À la place de la chirurgie j’ai eu différents traitements médicamenteux tout au long de mon enfance et de mon adolescence, des gouttes, principalement. C’était assez invasif parce que j’ai eu jusqu’à cinq collyres différents à prendre plusieurs fois par jour. Ça n’a pas empêcher ma vue de se détériorer et quand j’ai été totalement aveugle, on a arrêté tout traitement. C’est comme si une fois que j’avais perdu toute acuité visuelle, ma PIO s’était dit « Okaaay les gars, le nerf optique est HS on revient à un niveau normal. » Ne cherche pas, tous les ophtalmo que j’ai vu m’ont dit que ma maladie n’avait aucun sens.

Une image représentant la silhouette de lunettes rondes et vintage.
Crédit image : Freepik.com

Dans un registre plus concret, de ma naissance à mes 5 ans je voyais des deux yeux, entre 2 et 4/10. J’ai ensuite perdu totalement la vue de l’œil gauche et mon œil droit a vu jusqu’à 5/10 jusqu’à mes quinze ans. Dans les cinq années qui ont suivi, j’ai perdu la vue de façon progressive.

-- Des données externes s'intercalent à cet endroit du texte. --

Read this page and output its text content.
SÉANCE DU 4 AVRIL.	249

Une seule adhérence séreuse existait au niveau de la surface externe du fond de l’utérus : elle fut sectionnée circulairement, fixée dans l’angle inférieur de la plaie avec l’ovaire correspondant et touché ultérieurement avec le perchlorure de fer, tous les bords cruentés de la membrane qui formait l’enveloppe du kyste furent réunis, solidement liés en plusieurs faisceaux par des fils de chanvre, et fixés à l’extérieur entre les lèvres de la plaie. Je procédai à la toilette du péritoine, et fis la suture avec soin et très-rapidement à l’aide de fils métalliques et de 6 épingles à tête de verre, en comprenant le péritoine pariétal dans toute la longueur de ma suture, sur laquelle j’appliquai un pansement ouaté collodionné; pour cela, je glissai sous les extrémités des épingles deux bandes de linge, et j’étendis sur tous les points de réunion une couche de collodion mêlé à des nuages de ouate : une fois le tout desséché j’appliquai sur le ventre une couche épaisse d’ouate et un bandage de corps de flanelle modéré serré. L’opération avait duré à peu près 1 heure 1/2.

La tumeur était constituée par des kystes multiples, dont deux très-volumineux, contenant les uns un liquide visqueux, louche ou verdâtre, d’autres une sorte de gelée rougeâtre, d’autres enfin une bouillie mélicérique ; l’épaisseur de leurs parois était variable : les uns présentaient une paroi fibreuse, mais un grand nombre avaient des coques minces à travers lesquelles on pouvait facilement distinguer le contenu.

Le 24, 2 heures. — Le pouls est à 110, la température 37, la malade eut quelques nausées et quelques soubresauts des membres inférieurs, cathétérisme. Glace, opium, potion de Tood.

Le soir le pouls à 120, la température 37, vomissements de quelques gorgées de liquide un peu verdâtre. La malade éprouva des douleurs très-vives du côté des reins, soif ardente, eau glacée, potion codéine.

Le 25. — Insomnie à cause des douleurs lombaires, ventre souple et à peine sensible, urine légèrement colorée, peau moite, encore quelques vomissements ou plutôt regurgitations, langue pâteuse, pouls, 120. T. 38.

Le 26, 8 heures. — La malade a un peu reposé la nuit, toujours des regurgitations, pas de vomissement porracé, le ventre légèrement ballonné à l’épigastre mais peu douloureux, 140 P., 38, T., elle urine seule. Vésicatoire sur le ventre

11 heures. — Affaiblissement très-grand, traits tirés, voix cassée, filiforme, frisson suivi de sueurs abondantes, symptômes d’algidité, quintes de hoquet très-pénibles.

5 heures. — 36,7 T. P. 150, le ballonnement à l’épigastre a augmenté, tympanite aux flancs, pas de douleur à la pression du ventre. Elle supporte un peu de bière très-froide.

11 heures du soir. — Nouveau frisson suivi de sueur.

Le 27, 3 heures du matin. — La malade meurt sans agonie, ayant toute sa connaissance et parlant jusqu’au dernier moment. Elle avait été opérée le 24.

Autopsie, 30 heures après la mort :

Tout ça jusqu’à 2009, quand on m’a reconnu aveugle légalement.

Et aujourd’hui ?

Comme je le disais un peu plus tôt, les symptômes de la maladie ont presque disparus. Je prends soin de mes yeux avec une crème pour les hydrater et les protéger de la pollution ou de la sécheresse de l’air et je fais un contrôle ophtalmo tous les ans à peu près. Niveau acuité visuelle… je n’ai plus rien ou presque. Parfois, je peux distinguer le jour de la nuit mais ça va dépendre de tellement de facteurs que ça n’est pas très fiable.

On arrive à la fin de cette petite histoire. J’espère que tu auras appris des choses et que mes explications sont assez claires. Si tu as des questions ou des remarques, n’hésites pas à les poser en commentaire.